A similar trend is also unfolding on the East Coast where, according to the Journal of Commerce, “Cargo volumes are spiking in the Southeast due to a pandemic-related spike in demand for furniture, linens, bedding, refrigerators, freezers, and other appliances, and even artificial Christmas trees.  Southeast US ports are seeing the full effects of retail restocking, e-commerce, and Christmas shopping season with container volumes last month hitting all-time highs in Savannah and Virginia, while they were up year over year in Charleston for the first time since the pandemic began.”

Import data for November shows an even split between container import volumes on both coasts, each receiving 46% of total imports, while the Gulf Coast and Great Lakes Region received 8%.

Import volumes are up 31% y/y in the largest port market on the East Coast,New York, which holds 37% of total TEU volume.. November import volumes are up 28% y/y in the next largest port for import TEU volume, Savannah, which has a 22% market share..

Truckload load post volumes in both markets increased by 110% y/y as a result and with truckload capacity so tight this year, dry van spot rates are $0.68/mile and $0.61/mile higher respectively.

Georgia, Virginia and South Carolina port authorities credit the volume surge on unabated demand for furniture, bedding, refrigerators, freezers, and air conditioners as Americans substituted vacations for at-home spending.

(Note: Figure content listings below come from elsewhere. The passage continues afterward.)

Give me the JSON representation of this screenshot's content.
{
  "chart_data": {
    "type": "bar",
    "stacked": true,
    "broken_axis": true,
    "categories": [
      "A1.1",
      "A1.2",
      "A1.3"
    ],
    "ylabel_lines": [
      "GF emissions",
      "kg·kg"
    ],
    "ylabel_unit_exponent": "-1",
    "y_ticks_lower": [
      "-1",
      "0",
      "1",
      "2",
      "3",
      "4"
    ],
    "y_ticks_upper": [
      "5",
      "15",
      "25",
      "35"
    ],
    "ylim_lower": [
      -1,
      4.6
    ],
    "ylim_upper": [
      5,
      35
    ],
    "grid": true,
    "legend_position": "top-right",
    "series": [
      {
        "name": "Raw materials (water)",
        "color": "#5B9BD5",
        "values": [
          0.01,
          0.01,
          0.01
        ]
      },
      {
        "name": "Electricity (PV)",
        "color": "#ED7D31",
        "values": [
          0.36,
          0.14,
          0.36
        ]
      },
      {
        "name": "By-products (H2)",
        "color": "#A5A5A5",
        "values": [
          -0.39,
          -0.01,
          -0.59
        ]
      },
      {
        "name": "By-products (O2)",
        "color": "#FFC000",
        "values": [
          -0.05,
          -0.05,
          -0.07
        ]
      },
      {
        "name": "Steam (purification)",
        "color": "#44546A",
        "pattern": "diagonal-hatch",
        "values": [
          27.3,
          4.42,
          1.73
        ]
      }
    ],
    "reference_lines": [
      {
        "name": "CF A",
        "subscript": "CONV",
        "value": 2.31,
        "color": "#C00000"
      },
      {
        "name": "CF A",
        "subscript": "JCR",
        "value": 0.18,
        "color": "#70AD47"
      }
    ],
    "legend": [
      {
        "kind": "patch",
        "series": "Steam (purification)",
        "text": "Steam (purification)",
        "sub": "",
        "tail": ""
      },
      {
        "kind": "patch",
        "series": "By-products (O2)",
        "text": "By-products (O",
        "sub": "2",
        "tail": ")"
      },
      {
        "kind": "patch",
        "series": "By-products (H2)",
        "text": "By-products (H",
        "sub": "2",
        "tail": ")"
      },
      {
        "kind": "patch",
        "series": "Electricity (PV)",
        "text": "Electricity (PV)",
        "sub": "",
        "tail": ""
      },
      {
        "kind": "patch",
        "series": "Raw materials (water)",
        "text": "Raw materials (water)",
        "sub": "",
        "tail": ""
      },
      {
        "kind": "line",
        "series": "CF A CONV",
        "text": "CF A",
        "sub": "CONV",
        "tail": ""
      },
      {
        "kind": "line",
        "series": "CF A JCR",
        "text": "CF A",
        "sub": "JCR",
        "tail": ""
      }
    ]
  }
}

According to PIERS data, the number one imported commodity is furniture, which represents around 15% of all container imports with volumes up 59% y/y.

“Furniture was up the most as a percentage as it was in recent months – for August and September, we were up 42 percent in furniture,” according to Georgia Port Authority CEO Geoff Lynch. “Hardware, home goods, machinery, and appliances from Asia were up double digits.”

Import container volumes translate into a significant volume for the truckload sector and across all 14 coastal ports.  Import TEU volumes for November are up 22% y/y, which has resulted in load post volumes increasing by an average of 87% in corresponding port freight markets.

This trend is expected to continue well into Q121 and certainly until the spread of the COVID-19 virus starts to abate.